The provincial government is advising residents about blue-green algae blooms forming in Saskatchewan’s lakes.
Blue-green algae starts to form during hot conditions with little wind or rain.
Water Security Agency spokesperson Patrick Boyle says it’s more harmful for pets and animals.
“If it’s ingested, it can be toxic, but you can get what people refer to as ‘swimmer’s itch,’ or other things like that if you come into contact with it,” Boyle said. “The reason why we have such good crops in this province is because of the nutrient-rich soil, and at the same time that can cause some algae blooms in some lakes across the province.”
Boyle says some lakes may already have blue-green algae blooms popping up.
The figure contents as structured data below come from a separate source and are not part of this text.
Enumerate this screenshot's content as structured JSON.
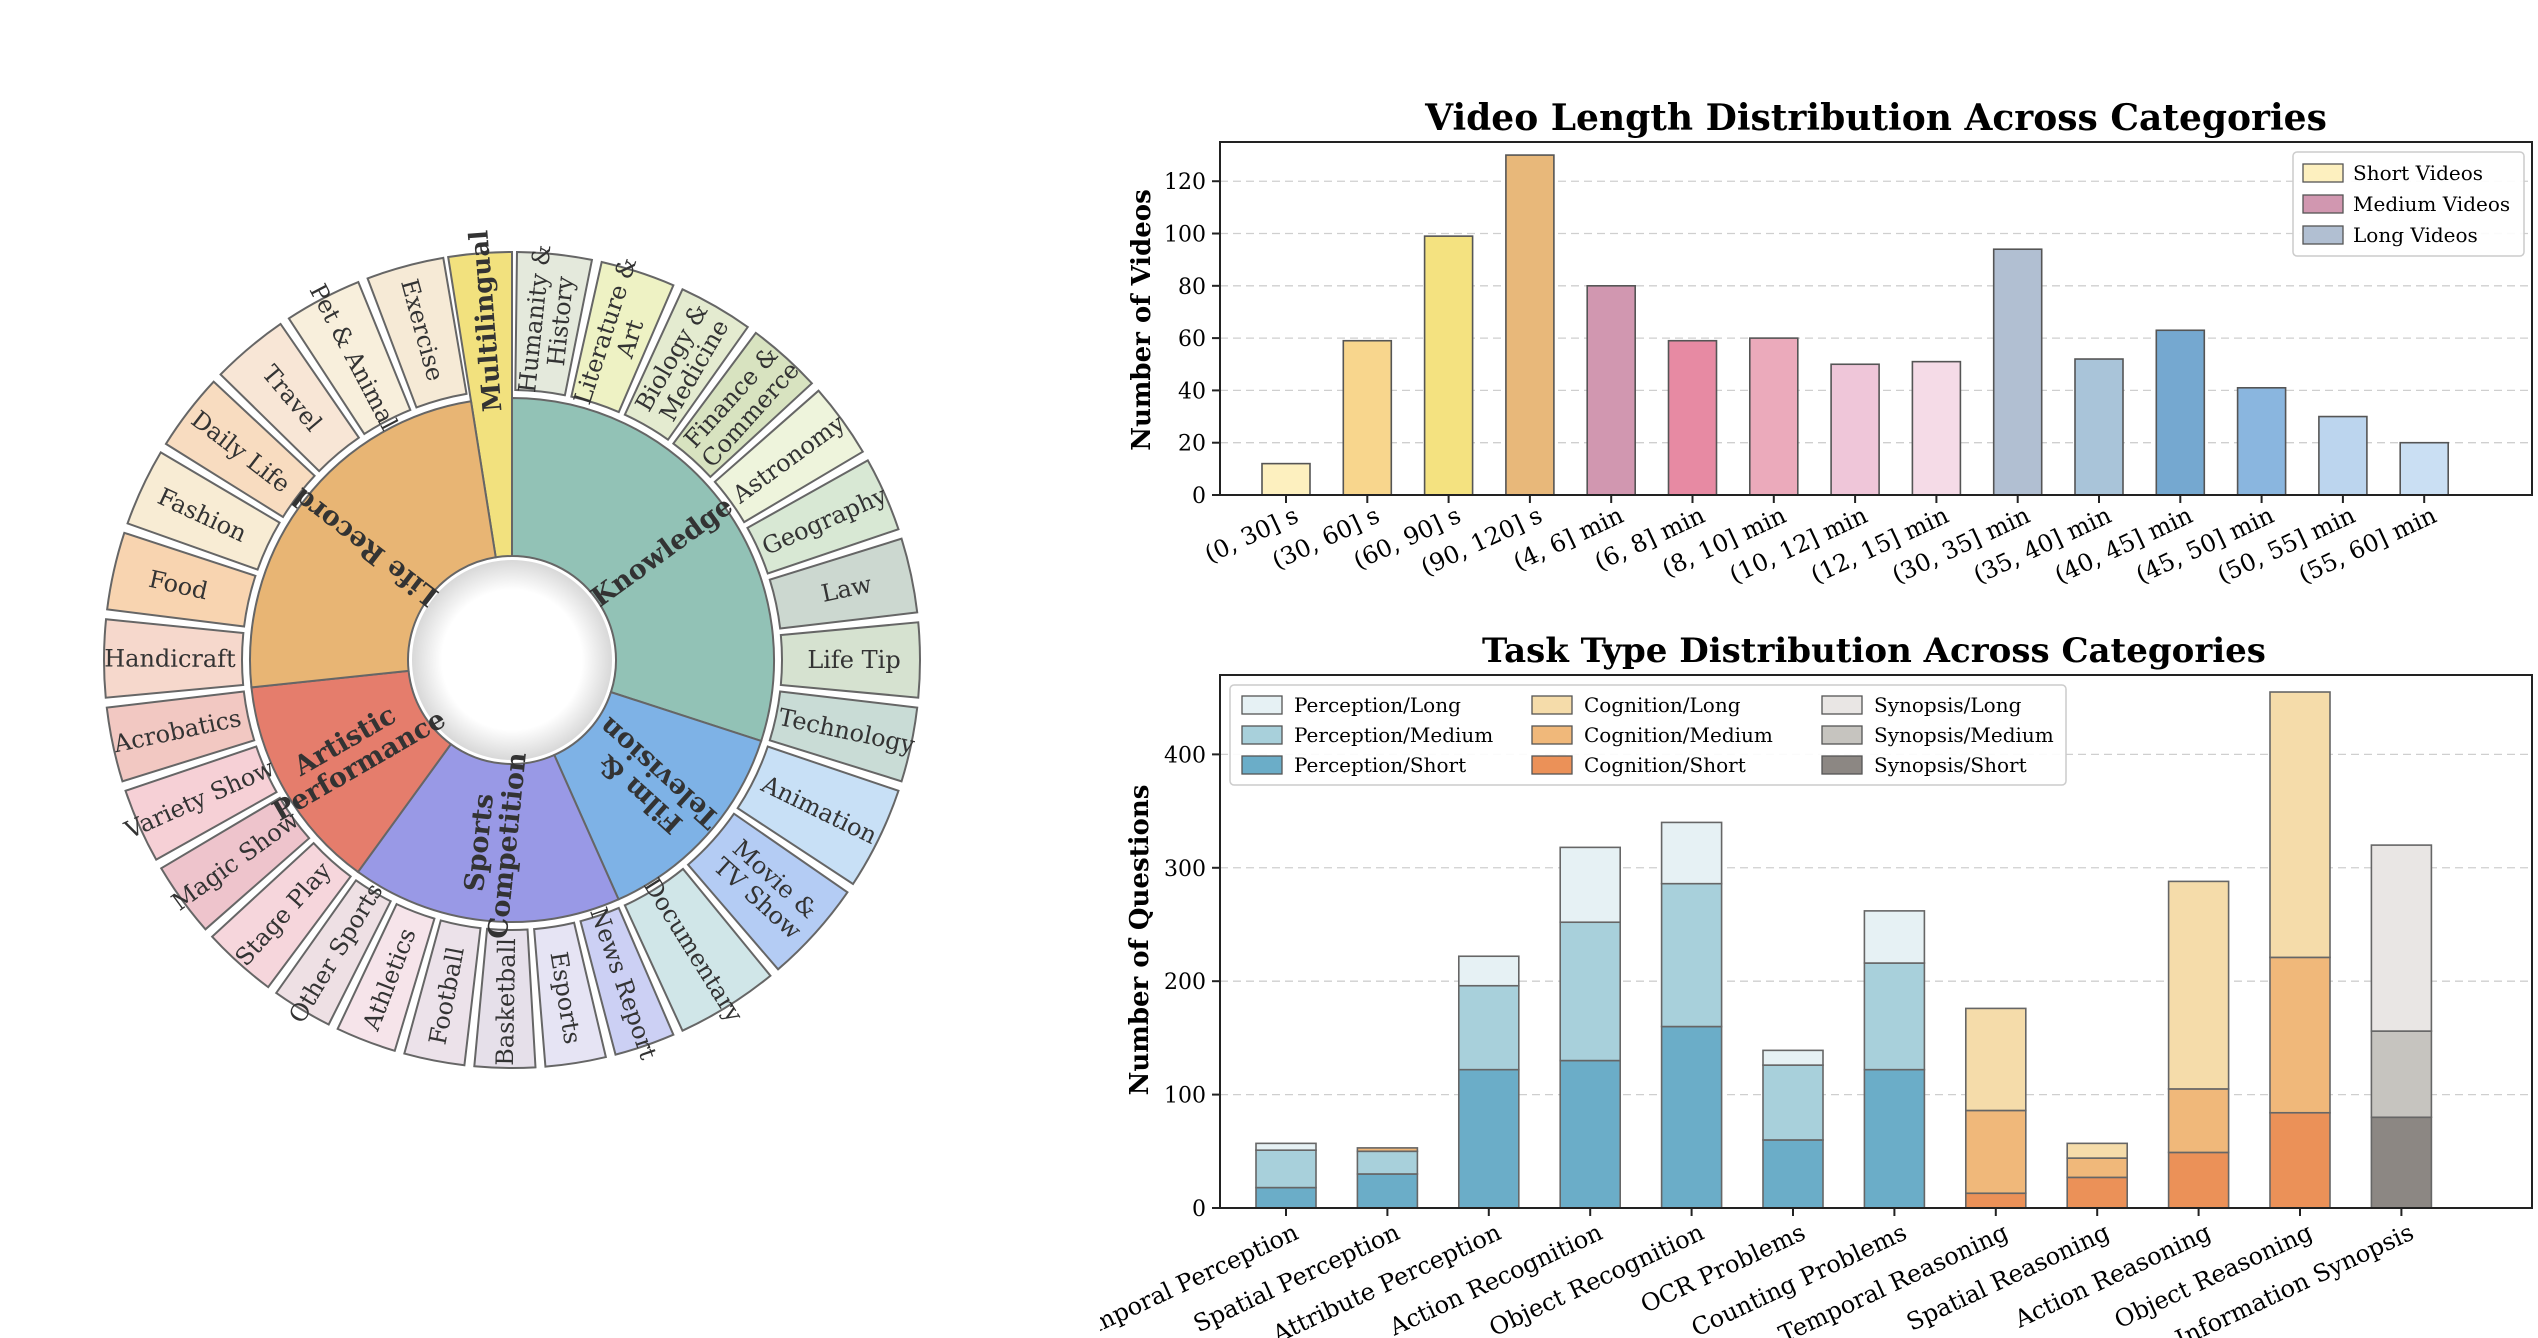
{
  "chart_data": [
    {
      "type": "sunburst",
      "inner": [
        {
          "label": "Multilingual",
          "color": "#f2e17e"
        },
        {
          "label": "Knowledge",
          "color": "#92c2b6"
        },
        {
          "label": "Film & Television",
          "color": "#7eb2e6"
        },
        {
          "label": "Sports Competition",
          "color": "#9999e6"
        },
        {
          "label": "Artistic Performance",
          "color": "#e57d6c"
        },
        {
          "label": "Life Record",
          "color": "#e8b574"
        }
      ],
      "outer": [
        {
          "label": "Multilingual",
          "color": "#fbf1b8",
          "group": 0
        },
        {
          "label": "Humanity & History",
          "color": "#e4e9dc",
          "group": 1
        },
        {
          "label": "Literature & Art",
          "color": "#eef2c4",
          "group": 1
        },
        {
          "label": "Biology & Medicine",
          "color": "#e4ebd0",
          "group": 1
        },
        {
          "label": "Finance & Commerce",
          "color": "#d8e3c0",
          "group": 1
        },
        {
          "label": "Astronomy",
          "color": "#eef4dc",
          "group": 1
        },
        {
          "label": "Geography",
          "color": "#d8e8d4",
          "group": 1
        },
        {
          "label": "Law",
          "color": "#ccd8d0",
          "group": 1
        },
        {
          "label": "Life Tip",
          "color": "#d6e2d0",
          "group": 1
        },
        {
          "label": "Technology",
          "color": "#c9dcd6",
          "group": 1
        },
        {
          "label": "Animation",
          "color": "#c8e0f6",
          "group": 2
        },
        {
          "label": "Movie & TV Show",
          "color": "#b4ccf4",
          "group": 2
        },
        {
          "label": "Documentary",
          "color": "#d0e6e8",
          "group": 2
        },
        {
          "label": "News Report",
          "color": "#ccd0f4",
          "group": 3
        },
        {
          "label": "Esports",
          "color": "#e6e4f4",
          "group": 3
        },
        {
          "label": "Basketball",
          "color": "#e6e0ea",
          "group": 3
        },
        {
          "label": "Football",
          "color": "#ece2ea",
          "group": 3
        },
        {
          "label": "Athletics",
          "color": "#f6e4ea",
          "group": 3
        },
        {
          "label": "Other Sports",
          "color": "#eee0e4",
          "group": 3
        },
        {
          "label": "Stage Play",
          "color": "#f6d6dc",
          "group": 4
        },
        {
          "label": "Magic Show",
          "color": "#eec4cc",
          "group": 4
        },
        {
          "label": "Variety Show",
          "color": "#f6d0d6",
          "group": 4
        },
        {
          "label": "Acrobatics",
          "color": "#f2c8c2",
          "group": 4
        },
        {
          "label": "Handicraft",
          "color": "#f6d8cc",
          "group": 5
        },
        {
          "label": "Food",
          "color": "#f8d4b0",
          "group": 5
        },
        {
          "label": "Fashion",
          "color": "#f8ecd4",
          "group": 5
        },
        {
          "label": "Daily Life",
          "color": "#f8dcc0",
          "group": 5
        },
        {
          "label": "Travel",
          "color": "#f8e6d6",
          "group": 5
        },
        {
          "label": "Pet & Animal",
          "color": "#f8efdc",
          "group": 5
        },
        {
          "label": "Exercise",
          "color": "#f6ead6",
          "group": 5
        }
      ]
    },
    {
      "type": "bar",
      "title": "Video Length Distribution Across Categories",
      "xlabel": "",
      "ylabel": "Number of Videos",
      "ylim": [
        0,
        135
      ],
      "yticks": [
        0,
        20,
        40,
        60,
        80,
        100,
        120
      ],
      "grid": "y dashed",
      "legend_position": "top-right",
      "legend": [
        {
          "name": "Short Videos",
          "color": "#fdf0bf"
        },
        {
          "name": "Medium Videos",
          "color": "#d197b0"
        },
        {
          "name": "Long Videos",
          "color": "#b1bfd2"
        }
      ],
      "categories": [
        "(0, 30] s",
        "(30, 60] s",
        "(60, 90] s",
        "(90, 120] s",
        "(4, 6] min",
        "(6, 8] min",
        "(8, 10] min",
        "(10, 12] min",
        "(12, 15] min",
        "(30, 35] min",
        "(35, 40] min",
        "(40, 45] min",
        "(45, 50] min",
        "(50, 55] min",
        "(55, 60] min"
      ],
      "values": [
        12,
        59,
        99,
        130,
        80,
        59,
        60,
        50,
        51,
        94,
        52,
        63,
        41,
        30,
        20
      ],
      "colors": [
        "#fdf0bf",
        "#f8d68d",
        "#f4e280",
        "#e8b87a",
        "#d197b0",
        "#e78aa3",
        "#ebaabb",
        "#efc6d9",
        "#f5dbe7",
        "#b1bfd2",
        "#a9c4d9",
        "#75a8d0",
        "#8ab6df",
        "#bcd5ee",
        "#cadff3"
      ]
    },
    {
      "type": "bar",
      "stacked": true,
      "title": "Task Type Distribution Across Categories",
      "xlabel": "",
      "ylabel": "Number of Questions",
      "ylim": [
        0,
        470
      ],
      "yticks": [
        0,
        100,
        200,
        300,
        400
      ],
      "grid": "y dashed",
      "legend_position": "top-left",
      "categories": [
        "Temporal Perception",
        "Spatial Perception",
        "Attribute Perception",
        "Action Recognition",
        "Object Recognition",
        "OCR Problems",
        "Counting Problems",
        "Temporal Reasoning",
        "Spatial Reasoning",
        "Action Reasoning",
        "Object Reasoning",
        "Information Synopsis"
      ],
      "series": [
        {
          "name": "Perception/Short",
          "color": "#6badc8",
          "values": [
            18,
            30,
            122,
            130,
            160,
            60,
            122,
            0,
            0,
            0,
            0,
            0
          ]
        },
        {
          "name": "Perception/Medium",
          "color": "#a8d0db",
          "values": [
            33,
            20,
            74,
            122,
            126,
            66,
            94,
            0,
            0,
            0,
            0,
            0
          ]
        },
        {
          "name": "Perception/Long",
          "color": "#e6f1f4",
          "values": [
            6,
            0,
            26,
            66,
            54,
            13,
            46,
            0,
            0,
            0,
            0,
            0
          ]
        },
        {
          "name": "Cognition/Short",
          "color": "#eb9158",
          "values": [
            0,
            0,
            0,
            0,
            0,
            0,
            0,
            13,
            27,
            49,
            84,
            0
          ]
        },
        {
          "name": "Cognition/Medium",
          "color": "#f0b87a",
          "values": [
            0,
            3,
            0,
            0,
            0,
            0,
            0,
            73,
            17,
            56,
            137,
            0
          ]
        },
        {
          "name": "Cognition/Long",
          "color": "#f5dcaa",
          "values": [
            0,
            0,
            0,
            0,
            0,
            0,
            0,
            90,
            13,
            183,
            234,
            0
          ]
        },
        {
          "name": "Synopsis/Short",
          "color": "#8c8783",
          "values": [
            0,
            0,
            0,
            0,
            0,
            0,
            0,
            0,
            0,
            0,
            0,
            80
          ]
        },
        {
          "name": "Synopsis/Medium",
          "color": "#c6c4bf",
          "values": [
            0,
            0,
            0,
            0,
            0,
            0,
            0,
            0,
            0,
            0,
            0,
            76
          ]
        },
        {
          "name": "Synopsis/Long",
          "color": "#e9e6e4",
          "values": [
            0,
            0,
            0,
            0,
            0,
            0,
            0,
            0,
            0,
            0,
            0,
            164
          ]
        }
      ],
      "legend_order": [
        "Perception/Long",
        "Cognition/Long",
        "Synopsis/Long",
        "Perception/Medium",
        "Cognition/Medium",
        "Synopsis/Medium",
        "Perception/Short",
        "Cognition/Short",
        "Synopsis/Short"
      ]
    }
  ]
}
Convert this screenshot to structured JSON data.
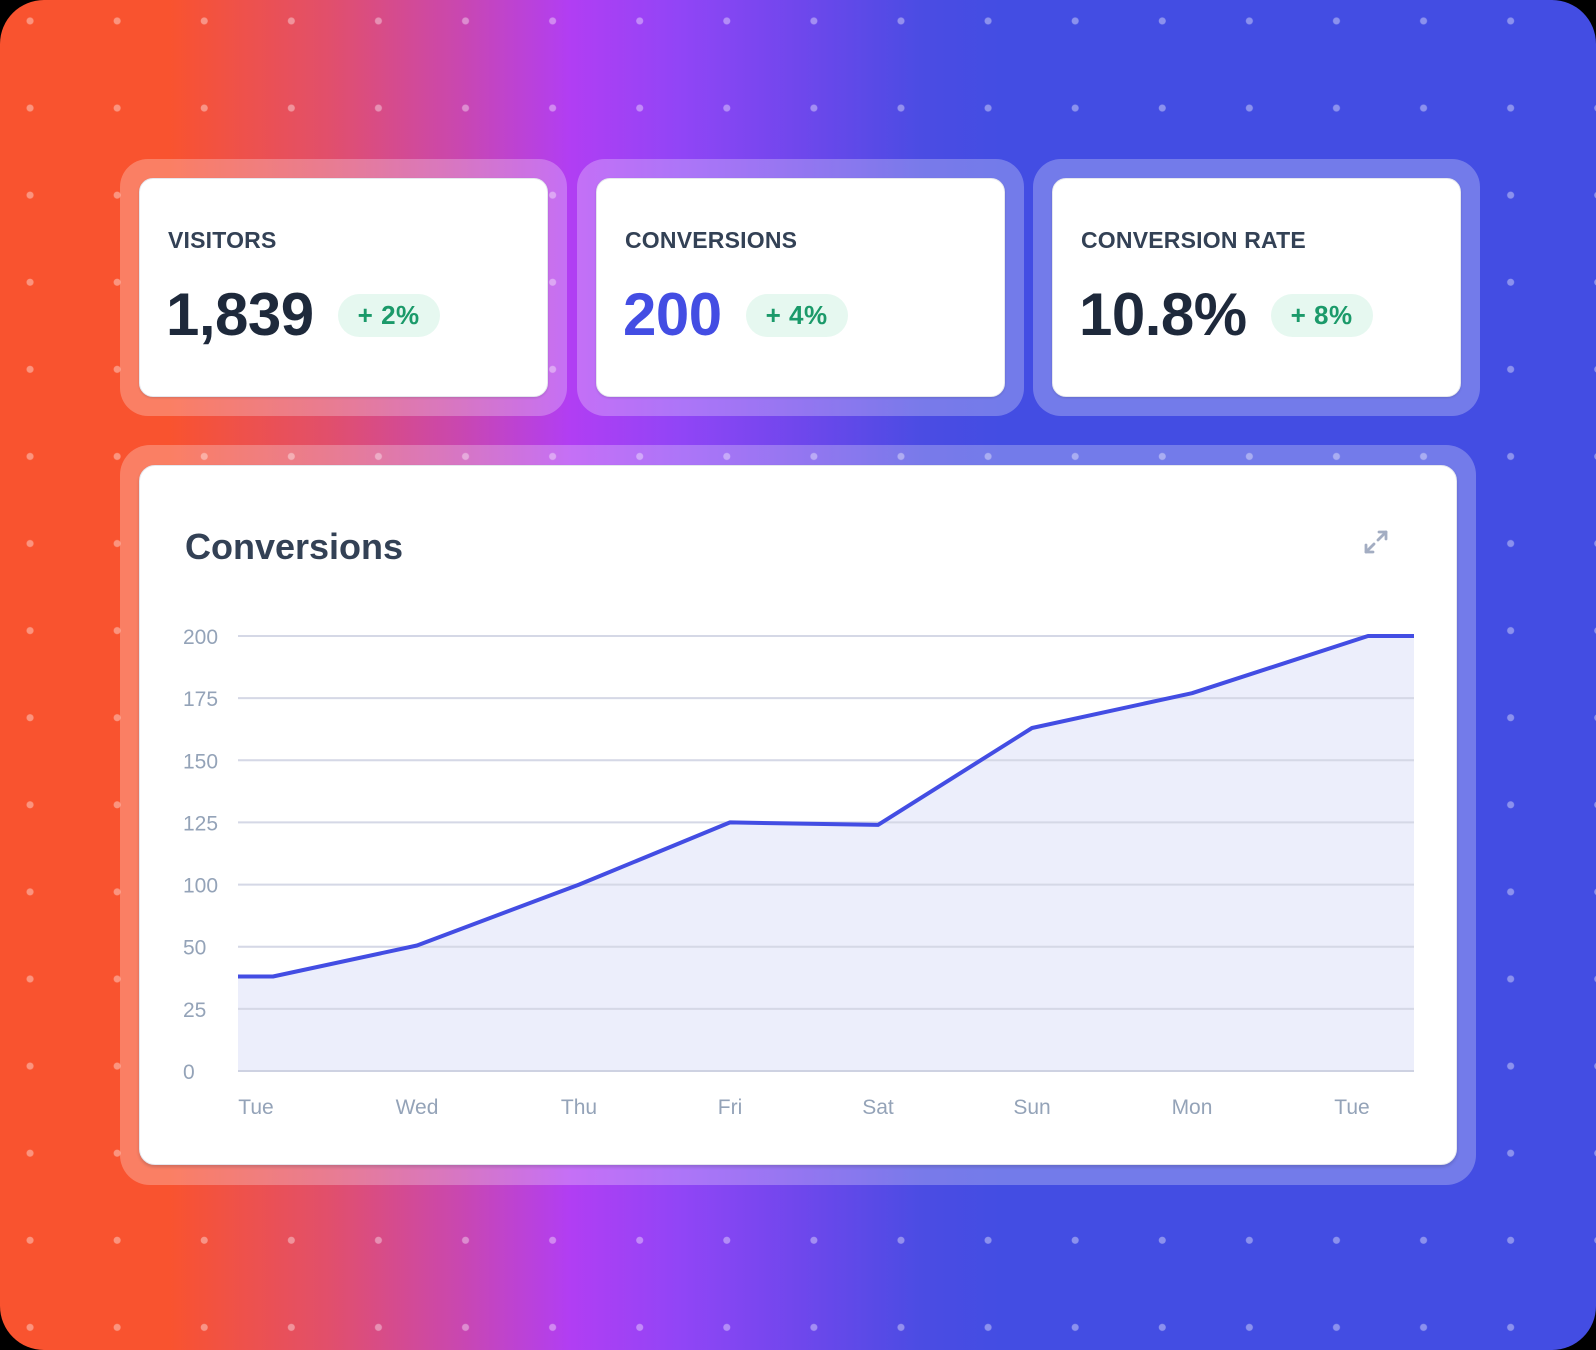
{
  "stats": [
    {
      "label": "VISITORS",
      "value": "1,839",
      "change": "+ 2%",
      "accent": false
    },
    {
      "label": "CONVERSIONS",
      "value": "200",
      "change": "+ 4%",
      "accent": true
    },
    {
      "label": "CONVERSION RATE",
      "value": "10.8%",
      "change": "+ 8%",
      "accent": false
    }
  ],
  "chart_card": {
    "title": "Conversions",
    "expand_icon": "expand-arrows-icon"
  },
  "colors": {
    "accent": "#434de3",
    "line": "#434de3",
    "area_fill": "#eaecfb",
    "positive_badge_bg": "#e6f8f0",
    "positive_badge_text": "#1b9a6a",
    "gradient": [
      "#f9532f",
      "#b13ef3",
      "#434de3"
    ]
  },
  "chart_data": {
    "type": "area",
    "title": "Conversions",
    "xlabel": "",
    "ylabel": "",
    "categories": [
      "Tue",
      "Wed",
      "Thu",
      "Fri",
      "Sat",
      "Sun",
      "Mon",
      "Tue"
    ],
    "series": [
      {
        "name": "Conversions",
        "values": [
          38,
          51,
          100,
          125,
          124,
          163,
          177,
          200
        ]
      }
    ],
    "y_tick_labels": [
      "200",
      "175",
      "150",
      "125",
      "100",
      "50",
      "25",
      "0"
    ],
    "ylim": [
      0,
      200
    ],
    "grid": true,
    "legend": "none"
  }
}
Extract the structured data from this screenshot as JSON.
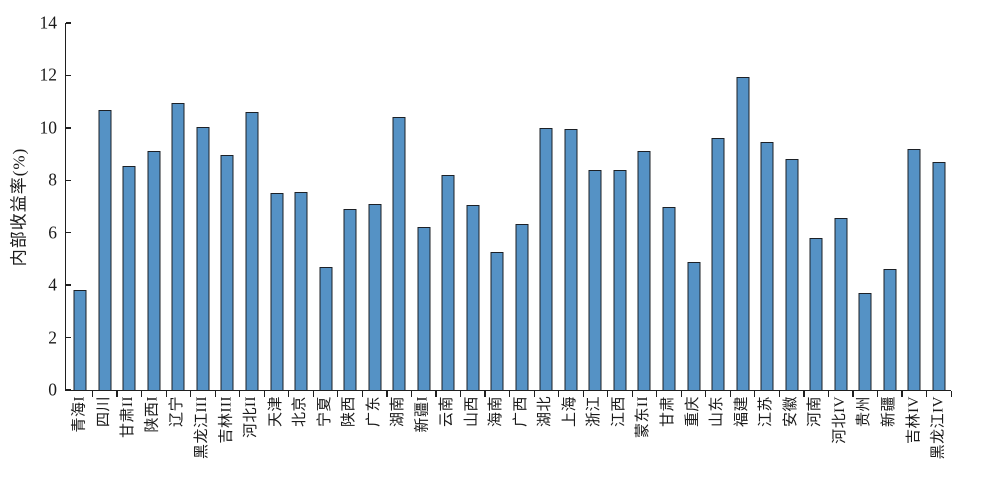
{
  "chart_data": {
    "type": "bar",
    "title": "",
    "xlabel": "",
    "ylabel": "内部收益率(%)",
    "ylim": [
      0,
      14
    ],
    "yticks": [
      0,
      2,
      4,
      6,
      8,
      10,
      12,
      14
    ],
    "grid": false,
    "legend_position": "none",
    "categories": [
      "青海I",
      "四川",
      "甘肃II",
      "陕西I",
      "辽宁",
      "黑龙江III",
      "吉林III",
      "河北II",
      "天津",
      "北京",
      "宁夏",
      "陕西",
      "广东",
      "湖南",
      "新疆I",
      "云南",
      "山西",
      "海南",
      "广西",
      "湖北",
      "上海",
      "浙江",
      "江西",
      "蒙东II",
      "甘肃",
      "重庆",
      "山东",
      "福建",
      "江苏",
      "安徽",
      "河南",
      "河北IV",
      "贵州",
      "新疆",
      "吉林IV",
      "黑龙江IV"
    ],
    "values": [
      3.8,
      10.7,
      8.55,
      9.1,
      10.95,
      10.05,
      8.95,
      10.6,
      7.5,
      7.55,
      4.7,
      6.9,
      7.1,
      10.4,
      6.2,
      8.2,
      7.05,
      5.25,
      6.35,
      10.0,
      9.95,
      8.4,
      8.4,
      9.1,
      7.0,
      4.9,
      9.6,
      11.95,
      9.45,
      8.8,
      5.8,
      6.55,
      3.7,
      4.6,
      9.2,
      8.7
    ],
    "colors": {
      "bar_fill": "#5592c5",
      "bar_edge": "#1c2026",
      "axis": "#1f1f1f",
      "text": "#1a1a1a"
    }
  }
}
“They come, and they break up, and if the wind and wave action, or rainfall, or something like that happens, they usually typically break up and then essentially go away,” Boyle said. “Certainly it’s an issue right now. As you get into August, the hot and drier temperatures start to creep up on us here and it becomes more relevant.”
Boyle says a bloom would need to be quite significant in size in order to cause a beach closure.
“Certainly public health will look at that and potentially close an area because of that,” Boyle said. “There’s a beach monitoring program that’s in place, and if some of that data came back indicating that it is an issue, then I think it would be reviewed and if you had to make a closure then certainly public health would look at that.”
Currently, the only beach that does not allow swimming due to test results is Sun Dale Beach on Last Mountain Lake due to E.coli exceedance.
Humans drinking from or swimming in water bodies with blue-green algae could experience redness in skin, sore throat, cramps or diarrhea.